Computer Use Agents (CUAs) are designed to automate desktop tasks by interacting with graphical user interfaces (GUIs) through clicks and typing. While these agents can also use high-level tools (like API-based file operations), they often struggle to decide when to use a tool versus when to stick to standard GUI actions. This confusion leads to inefficient, brittle, or failed task execution. The paper introduces ToolCUA, an end-to-end agent trained to master this "hybrid action space" by learning how to orchestrate GUI actions and tool calls for optimal performance.

Scaling Data Without Manual Effort

A major hurdle in training these agents is the lack of high-quality examples showing how to switch between GUI actions and tool calls. Collecting such data manually is expensive and difficult. To solve this, the researchers developed an "Interleaved GUI-Tool Trajectory Scaling Pipeline." This system takes existing, static GUI-only data and uses advanced models to synthesize a library of tools based on the actions already present in those recordings. By converting GUI-only sequences into hybrid trajectories—where some steps are replaced by tool calls—the team created a large, diverse dataset for training without needing to manually build or instrument complex environments.

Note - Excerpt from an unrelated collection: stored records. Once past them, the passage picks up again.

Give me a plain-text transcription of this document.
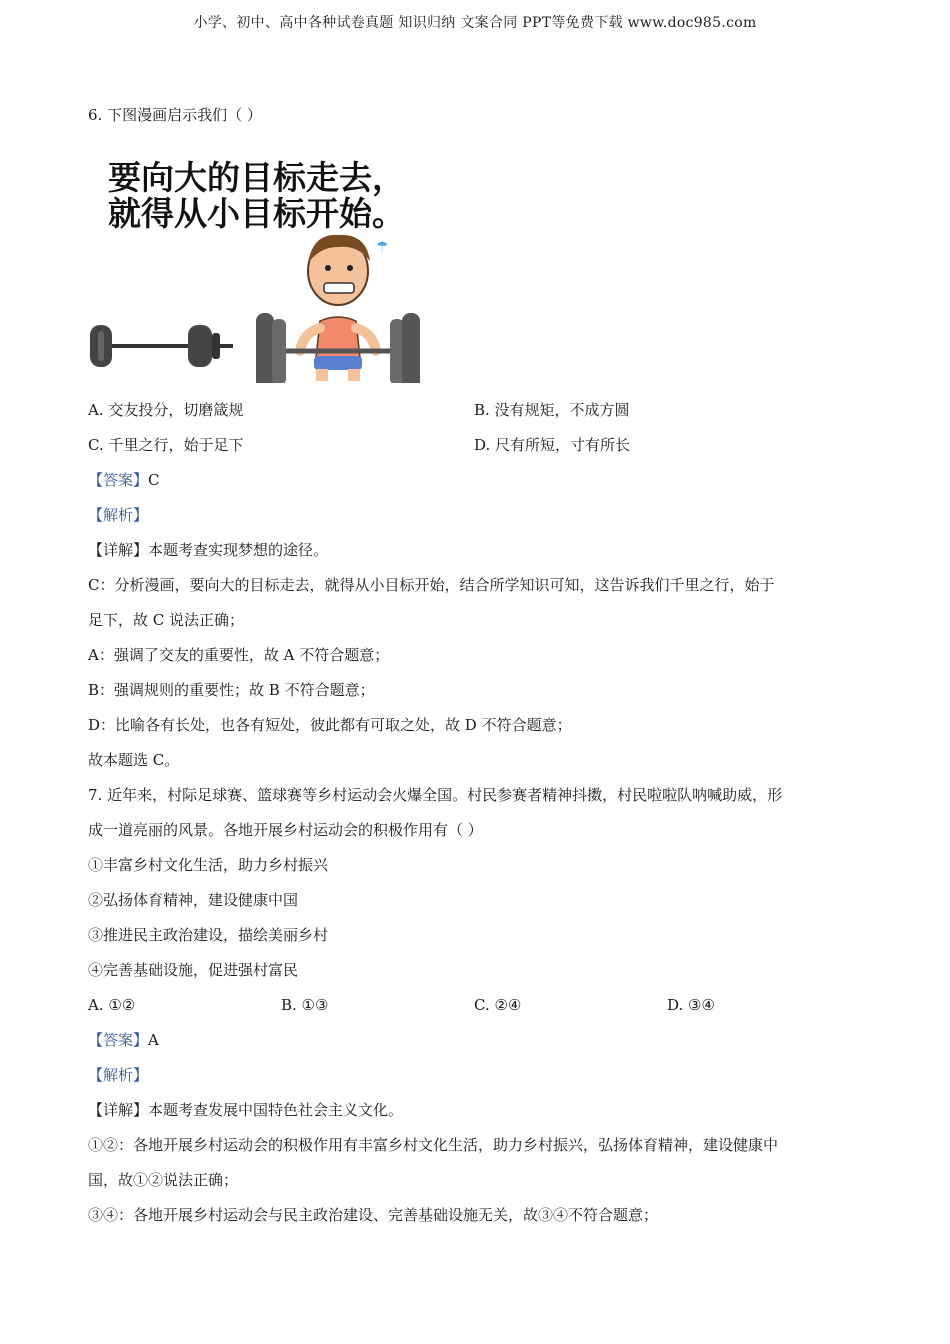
小学、初中、高中各种试卷真题 知识归纳 文案合同 PPT等免费下载 www.doc985.com
6. 下图漫画启示我们（ ）
要向大的目标走去，
就得从小目标开始。
☂
A. 交友投分，切磨箴规	B. 没有规矩，不成方圆
C. 千里之行，始于足下	D. 尺有所短，寸有所长
【答案】C
【解析】
【详解】本题考查实现梦想的途径。
C：分析漫画，要向大的目标走去，就得从小目标开始，结合所学知识可知，这告诉我们千里之行，始于
足下，故 C 说法正确；
A：强调了交友的重要性，故 A 不符合题意；
B：强调规则的重要性；故 B 不符合题意；
D：比喻各有长处，也各有短处，彼此都有可取之处，故 D 不符合题意；
故本题选 C。
7. 近年来，村际足球赛、篮球赛等乡村运动会火爆全国。村民参赛者精神抖擞，村民啦啦队呐喊助威，形
成一道亮丽的风景。各地开展乡村运动会的积极作用有（ ）
①丰富乡村文化生活，助力乡村振兴
②弘扬体育精神，建设健康中国
③推进民主政治建设，描绘美丽乡村
④完善基础设施，促进强村富民
A. ①②	B. ①③	C. ②④	D. ③④
【答案】A
【解析】
【详解】本题考查发展中国特色社会主义文化。
①②：各地开展乡村运动会的积极作用有丰富乡村文化生活，助力乡村振兴，弘扬体育精神，建设健康中
国，故①②说法正确；
③④：各地开展乡村运动会与民主政治建设、完善基础设施无关，故③④不符合题意；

Training for Better Decision-Making

Once the data was prepared, the team used a two-stage training paradigm. First, they performed "Tool-Bootstrapped GUI Reinforcement Finetuning," which uses supervised learning to teach the agent the basics of tool usage, followed by single-turn reinforcement learning to help the agent make better decisions at critical "switching points" (where it must choose between a GUI action or a tool). Second, they employed "Online Agentic Reinforcement Learning" in a live environment. During this phase, the agent is guided by a "Tool-Efficient Path Reward," which provides feedback based on two factors: whether the tool was actually appropriate for the task and whether the total number of steps was minimized.

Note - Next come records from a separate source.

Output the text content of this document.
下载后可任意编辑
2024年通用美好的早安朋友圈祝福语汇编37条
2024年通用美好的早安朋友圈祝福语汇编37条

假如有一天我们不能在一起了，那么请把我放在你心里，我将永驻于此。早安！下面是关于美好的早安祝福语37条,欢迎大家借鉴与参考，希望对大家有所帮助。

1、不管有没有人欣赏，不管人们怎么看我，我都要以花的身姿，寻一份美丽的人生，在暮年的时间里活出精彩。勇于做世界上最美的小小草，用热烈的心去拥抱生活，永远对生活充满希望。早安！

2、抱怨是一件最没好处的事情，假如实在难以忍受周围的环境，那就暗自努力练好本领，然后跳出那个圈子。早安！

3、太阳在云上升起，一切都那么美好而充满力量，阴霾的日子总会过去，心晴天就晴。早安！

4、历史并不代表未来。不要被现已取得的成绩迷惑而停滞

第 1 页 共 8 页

Achieving State-of-the-Art Results

The effectiveness of ToolCUA was tested on the OSWorld-MCP benchmark, a standard for evaluating computer-use agents. ToolCUA achieved an accuracy of 46.85%, representing a 66% relative improvement over the baseline model. Notably, the agent performed better than models limited to GUI-only actions, proving that its ability to orchestrate a hybrid action space leads to more efficient and reliable automation. The results also showed that the agent could generalize its skills to unseen applications and platforms, such as different Linux tasks and Windows desktop apps.

Key Takeaways

The research suggests that the primary challenge for modern digital agents is not just the ability to use tools, but the ability to know when to use them. By moving away from simple step-by-step imitation and toward trajectory-level optimization, ToolCUA demonstrates that agents can learn to replace long, error-prone sequences of GUI clicks with precise, efficient tool calls. This approach provides a scalable path forward for creating more capable and reliable digital assistants for real-world desktop environments.